L’édition 2019 marque la 14e année consécutive où la Fondation IFIC a interrogé les consommateurs américains pour comprendre leurs perceptions, leurs croyances et leurs comportements en ce qui concerne les aliments et les décisions d’achat.

Tiré de foodinsight.com –  Publié le 22 mai 2019
| Traduction et adaptation libre par la rédaction |

Intérêt soutenu pour la durabilité

Des enquêtes précédentes sur l’alimentation et la santé ont interrogé les consommateurs sur leur point de vue sur la durabilité, mais leur interprétation du concept variait. L’enquête Food & Health de cette année devient plus précise en demandant aux consommateurs ce qu’ils recherchent afin de savoir si un produit est durable sur le plan environnemental.

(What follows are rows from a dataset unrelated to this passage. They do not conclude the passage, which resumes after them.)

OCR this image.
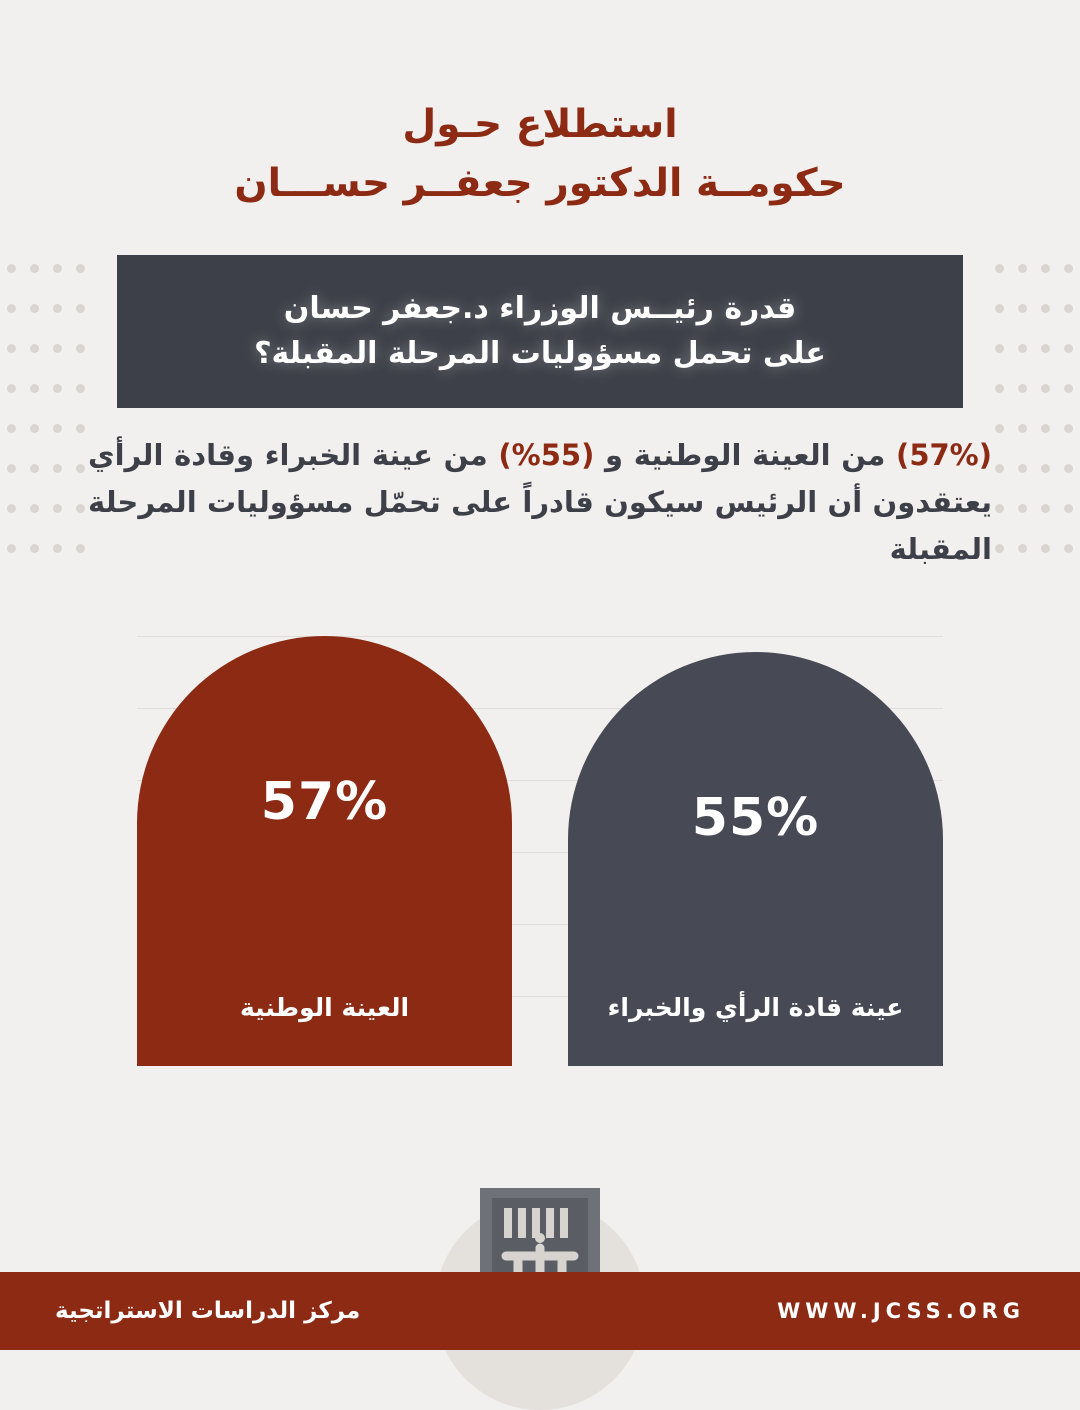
استطلاع حـول
حكومــة الدكتور جعفــر حســـان
قدرة رئيــس الوزراء د.جعفر حسان
على تحمل مسؤوليات المرحلة المقبلة؟
(57%) من العينة الوطنية و (55%) من عينة الخبراء وقادة الرأي يعتقدون أن الرئيس سيكون قادراً على تحمّل مسؤوليات المرحلة المقبلة
57%
العينة الوطنية
55%
عينة قادة الرأي والخبراء
WWW.JCSS.ORG
مركز الدراسات الاستراتجية
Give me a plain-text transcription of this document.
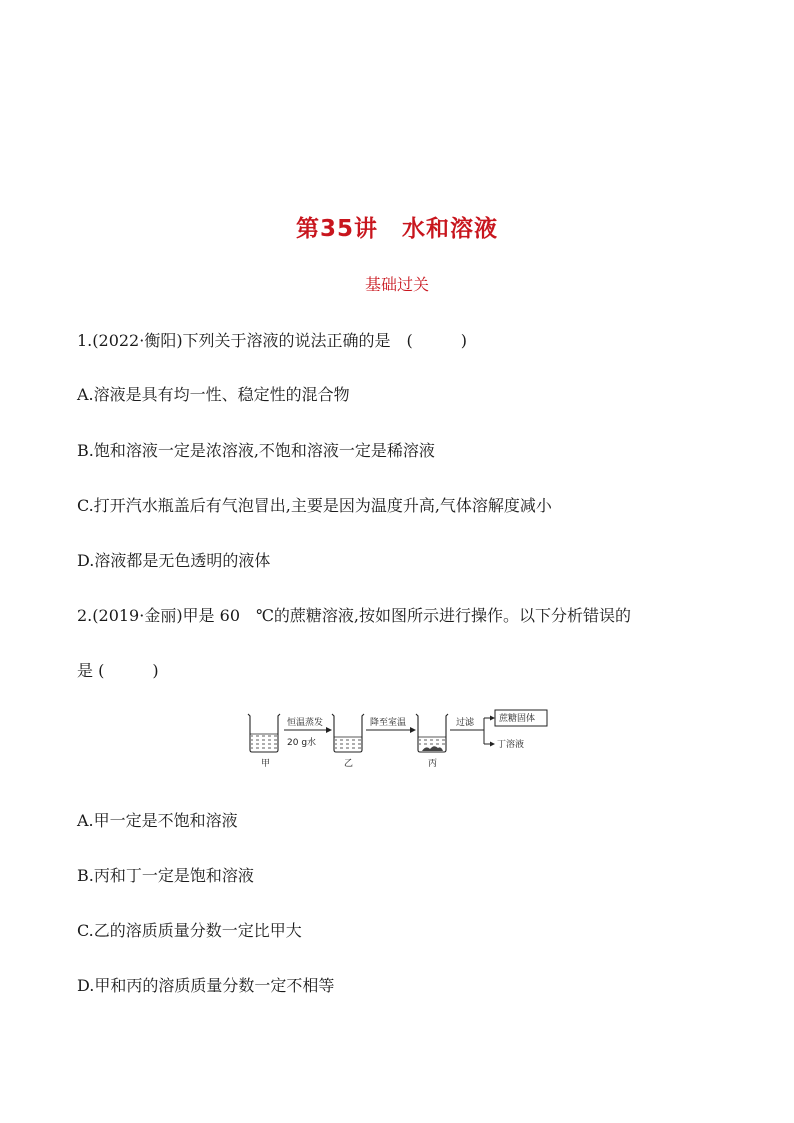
第35讲　水和溶液
基础过关
1.(2022·衡阳)下列关于溶液的说法正确的是　(　　　)
A.溶液是具有均一性、稳定性的混合物
B.饱和溶液一定是浓溶液,不饱和溶液一定是稀溶液
C.打开汽水瓶盖后有气泡冒出,主要是因为温度升高,气体溶解度减小
D.溶液都是无色透明的液体
2.(2019·金丽)甲是 60　℃的蔗糖溶液,按如图所示进行操作。以下分析错误的
是 (　　　)
甲
恒温蒸发
20 g水
乙
降至室温
丙
过滤	蔗糖固体
丁溶液
A.甲一定是不饱和溶液
B.丙和丁一定是饱和溶液
C.乙的溶质质量分数一定比甲大
D.甲和丙的溶质质量分数一定不相等
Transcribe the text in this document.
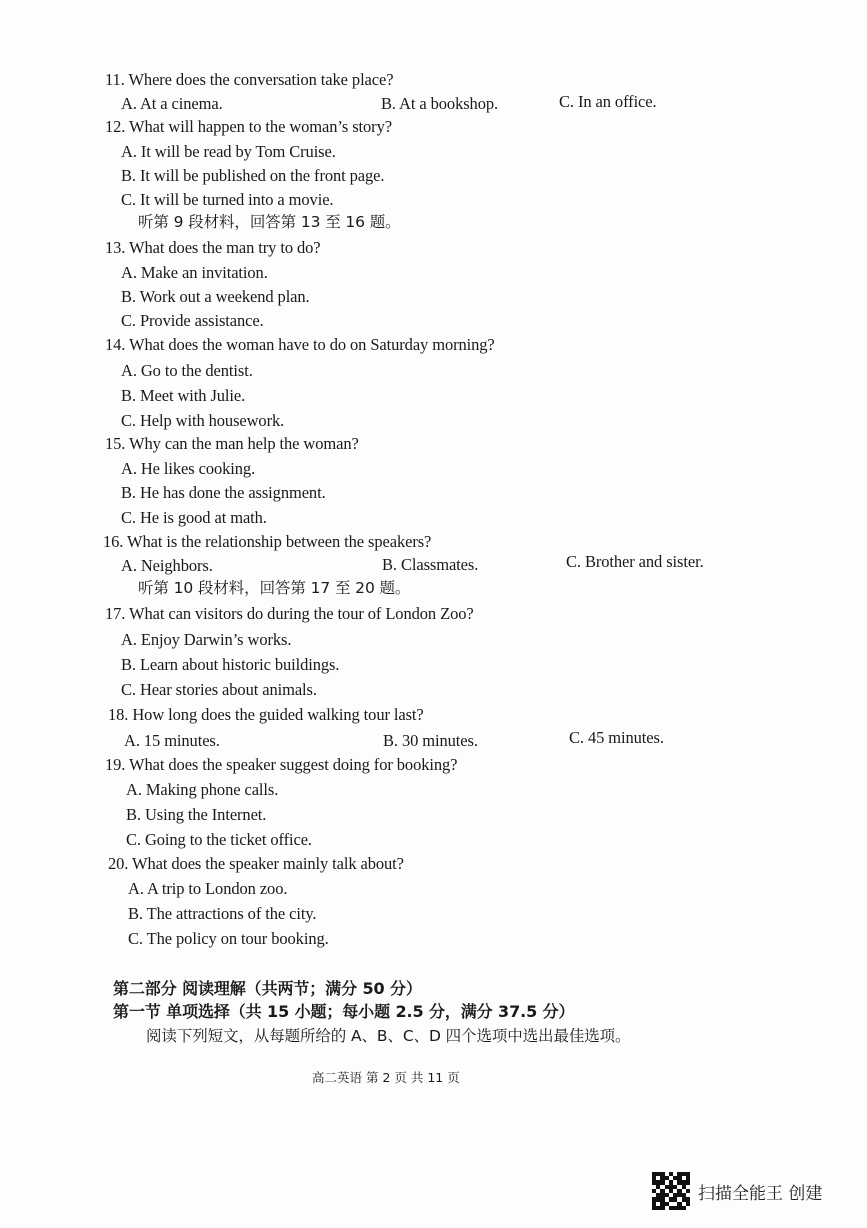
11. Where does the conversation take place?
A. At a cinema.	B. At a bookshop.	C. In an office.
12. What will happen to the woman’s story?
A. It will be read by Tom Cruise.
B. It will be published on the front page.
C. It will be turned into a movie.
听第 9 段材料，回答第 13 至 16 题。
13. What does the man try to do?
A. Make an invitation.
B. Work out a weekend plan.
C. Provide assistance.
14. What does the woman have to do on Saturday morning?
A. Go to the dentist.
B. Meet with Julie.
C. Help with housework.
15. Why can the man help the woman?
A. He likes cooking.
B. He has done the assignment.
C. He is good at math.
16. What is the relationship between the speakers?
A. Neighbors.	B. Classmates.	C. Brother and sister.
听第 10 段材料，回答第 17 至 20 题。
17. What can visitors do during the tour of London Zoo?
A. Enjoy Darwin’s works.
B. Learn about historic buildings.
C. Hear stories about animals.
18. How long does the guided walking tour last?
A. 15 minutes.	B. 30 minutes.	C. 45 minutes.
19. What does the speaker suggest doing for booking?
A. Making phone calls.
B. Using the Internet.
C. Going to the ticket office.
20. What does the speaker mainly talk about?
A. A trip to London zoo.
B. The attractions of the city.
C. The policy on tour booking.
第二部分 阅读理解（共两节；满分 50 分）
第一节 单项选择（共 15 小题；每小题 2.5 分，满分 37.5 分）
阅读下列短文，从每题所给的 A、B、C、D 四个选项中选出最佳选项。
高二英语 第 2 页 共 11 页
扫描全能王 创建
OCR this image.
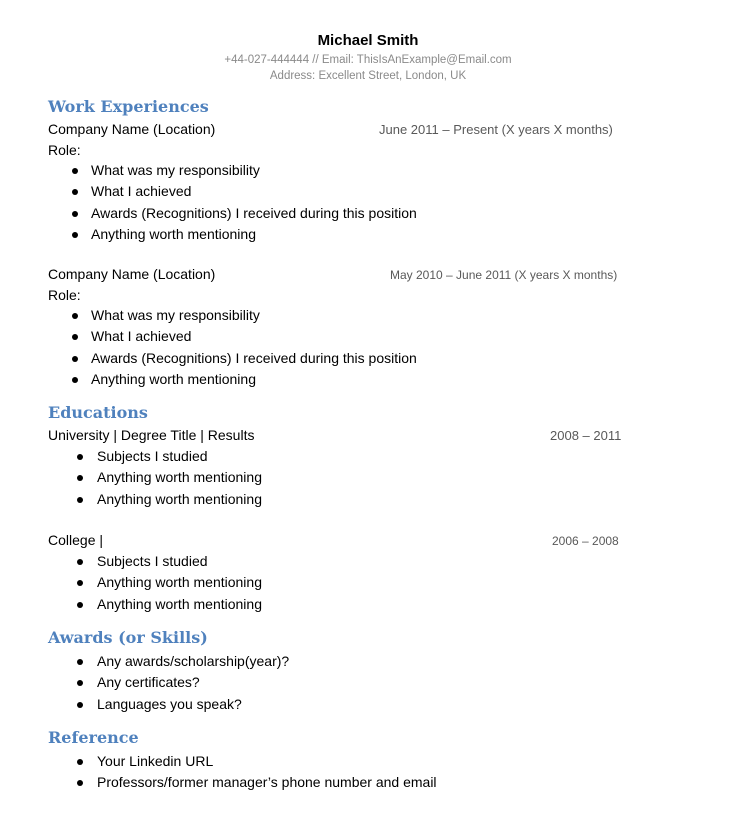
Michael Smith
+44-027-444444 // Email: ThisIsAnExample@Email.com
Address: Excellent Street, London, UK
Work Experiences
Company Name (Location)	June 2011 – Present (X years X months)
Role:
What was my responsibility
What I achieved
Awards (Recognitions) I received during this position
Anything worth mentioning
Company Name (Location)	May 2010 – June 2011 (X years X months)
Role:
What was my responsibility
What I achieved
Awards (Recognitions) I received during this position
Anything worth mentioning
Educations
University | Degree Title | Results	2008 – 2011
Subjects I studied
Anything worth mentioning
Anything worth mentioning
College |	2006 – 2008
Subjects I studied
Anything worth mentioning
Anything worth mentioning
Awards (or Skills)
Any awards/scholarship(year)?
Any certificates?
Languages you speak?
Reference
Your Linkedin URL
Professors/former manager’s phone number and email
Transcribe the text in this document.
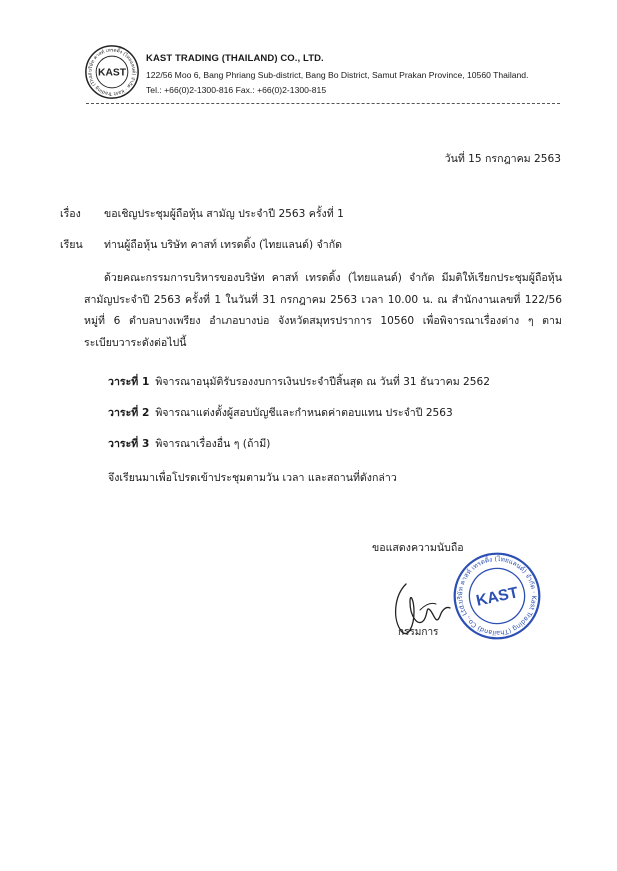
บริษัท คาสท์ เทรดดิ้ง (ไทยแลนด์) จำกัด · Kast Trading (Thail KAST
KAST TRADING (THAILAND) CO., LTD.
122/56 Moo 6, Bang Phriang Sub-district, Bang Bo District, Samut Prakan Province, 10560 Thailand.
Tel.: +66(0)2-1300-816 Fax.: +66(0)2-1300-815
วันที่ 15 กรกฎาคม 2563
เรื่อง ขอเชิญประชุมผู้ถือหุ้น สามัญ ประจำปี 2563 ครั้งที่ 1
เรียน ท่านผู้ถือหุ้น บริษัท คาสท์ เทรดดิ้ง (ไทยแลนด์) จำกัด
ด้วยคณะกรรมการบริหารของบริษัท คาสท์ เทรดดิ้ง (ไทยแลนด์) จำกัด มีมติให้เรียกประชุมผู้ถือหุ้นสามัญประจำปี 2563 ครั้งที่ 1 ในวันที่ 31 กรกฎาคม 2563 เวลา 10.00 น. ณ สำนักงานเลขที่ 122/56 หมู่ที่ 6 ตำบลบางเพรียง อำเภอบางบ่อ จังหวัดสมุทรปราการ 10560 เพื่อพิจารณาเรื่องต่าง ๆ ตามระเบียบวาระดังต่อไปนี้
วาระที่ 1 พิจารณาอนุมัติรับรองงบการเงินประจำปีสิ้นสุด ณ วันที่ 31 ธันวาคม 2562
วาระที่ 2 พิจารณาแต่งตั้งผู้สอบบัญชีและกำหนดค่าตอบแทน ประจำปี 2563
วาระที่ 3 พิจารณาเรื่องอื่น ๆ (ถ้ามี)
จึงเรียนมาเพื่อโปรดเข้าประชุมตามวัน เวลา และสถานที่ดังกล่าว
ขอแสดงความนับถือ
บริษัท คาสท์ เทรดดิ้ง (ไทยแลนด์) จำกัด · Kast Trading (Thailand) Co., Ltd. KAST
กรรมการ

Chaque année, l’enquête identifie les principaux facteurs influant sur les achats de produits alimentaires et de boissons. Chaque sondage a vu le «goût» régner et en 2019, la tendance se poursuit. Considéré comme important par 86% des consommateurs, l’impact des goûts sur les décisions d’achat est en nette augmentation par rapport à 81% en 2018. D’autres facteurs tels que le «prix» (68%), la «santé» (62%) et la «commodité» (57%)) est resté stable. La «durabilité» en tant que facteur d’achat s’est inscrite dans les pourcentages moyens à élevés de 30% au cours des années, mais le raffinement de la «durabilité environnementale» de 2019 a entraîné une chute à 27%, ce qui indique que les consommateurs peuvent penser davantage que l’environnement vient à la durabilité.

Indépendamment de l’impact sur les décisions d’achat, plus de la moitié des consommateurs (54%) estiment qu’il est au moins assez important que les produits qu’ils achètent soient fabriqués dans le respect de l’environnement. Parmi ces 54%, beaucoup recherchent des étiquettes ou des attributs spécifiques pour déterminer s’ils pensent qu’un produit est durable sur le plan environnemental : 51% perçoivent les produits produits localement comme respectueux de l’environnement, suivis des produits étiquetés comme étant durables (47%), étiquetés 47% des non-OGM / non bio-ingénieurs, étiquetés comme biologiques (44%), ayant des emballages recyclables (41%) et peu conditionnés (35%).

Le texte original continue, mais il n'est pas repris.